Google AI releases ‘RecSim NG’, a “Flexible, Scalable, Differentiable Simulation of Recommender Systems”

One or two years ago, Google AI released RecSim — A Configurable Simulation Platform for Recommender Systems. Now, Martin Mladenov from Google AI announced the next generation (NG) of RecSim, i.e. RecSim NG.

RecSim NG is a powerful and flexible simulator designed to help researchers and practitioners in the field of recommender systems to model and test various scenarios and interactions. The simulator is implemented in Edward2 and TensorFlow, which are both powerful and efficient libraries for probabilistic programming, machine learning and deep learning. The simulator offers a general probabilistic programming language for agent-behavior specification, which allows for modeling the behavior of various actors such as recommenders, content consumers, content producers, and advertisers in a flexible and modular way.

One of the most significant improvements of RecSim NG over its predecessor is the introduction of the story API. This API allows the simulation of scenarios where an arbitrary number of actors interact with one another, enabling the flexible modeling of entire recommender ecosystems. This is a significant improvement over the traditional isolated user-recommender interaction setting, as it allows for modeling more complex and realistic scenarios.

Another important feature of RecSim NG is the introduction of a library of behavioral building blocks. These building blocks are similar to Keras layers and allow for quickly assembling complex models by using well-known modeling primitives. The library follows the object-oriented paradigm, and it uses entity patterns to encapsulate shared parameters that govern various agent behaviors, such as user satisfaction. Additionally, the library uses templates to define large populations of agents concisely, abstracting agent individuality without duplicating invariant behaviors.
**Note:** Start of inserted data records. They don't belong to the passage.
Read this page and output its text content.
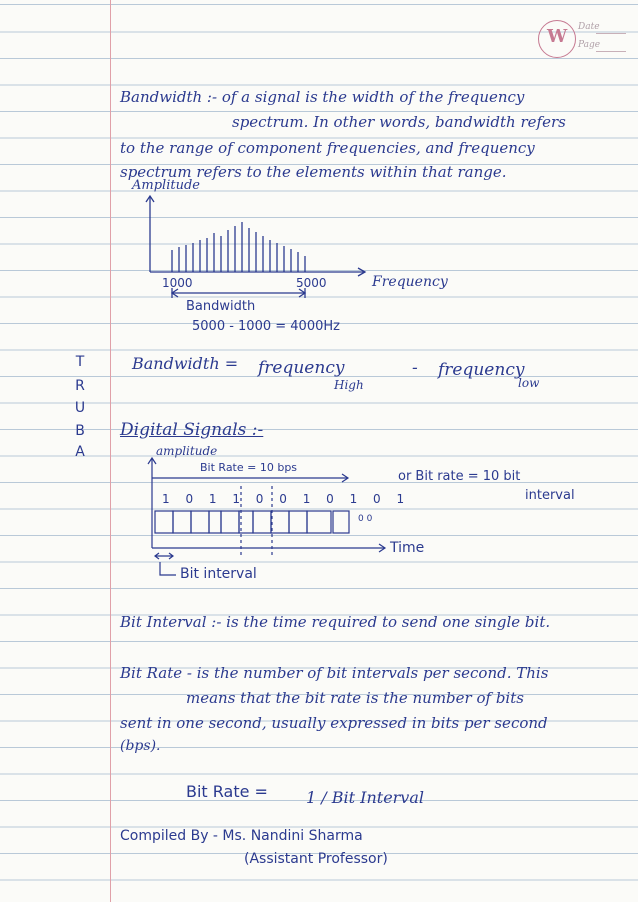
W Date
Page
T
R
U
B
A
Bandwidth :- of a signal is the width of the frequency
spectrum. In other words, bandwidth refers
to the range of component frequencies, and frequency
spectrum refers to the elements within that range.
Amplitude
1000	5000	Frequency
Bandwidth
5000 - 1000 = 4000Hz
Bandwidth = frequency
High
- frequency
low
Digital Signals :-
amplitude
Bit Rate = 10 bps
or Bit rate = 10 bit
interval
1 0 1 1 0 0 1 0 1 0 1
0 0
Time
Bit interval
Bit Interval :- is the time required to send one single bit.
Bit Rate - is the number of bit intervals per second. This
means that the bit rate is the number of bits
sent in one second, usually expressed in bits per second
(bps).
Bit Rate = 1 / Bit Interval
Compiled By - Ms. Nandini Sharma
(Assistant Professor)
RecSim NG is not only useful for generating Monte Carlo samples, but it also enables various other forms of probabilistic reasoning. The simulator’s model can be calibrated to observed data, allowing for data-driven simulation. RecSim NG makes it easy to implement various model-learning algorithms, such as expectation-maximization (EM) and generative adversarial training. In this way, it helps to bridge the so-called “sim2real” gap, which is the challenge of achieving simulation fidelity that is close to reality.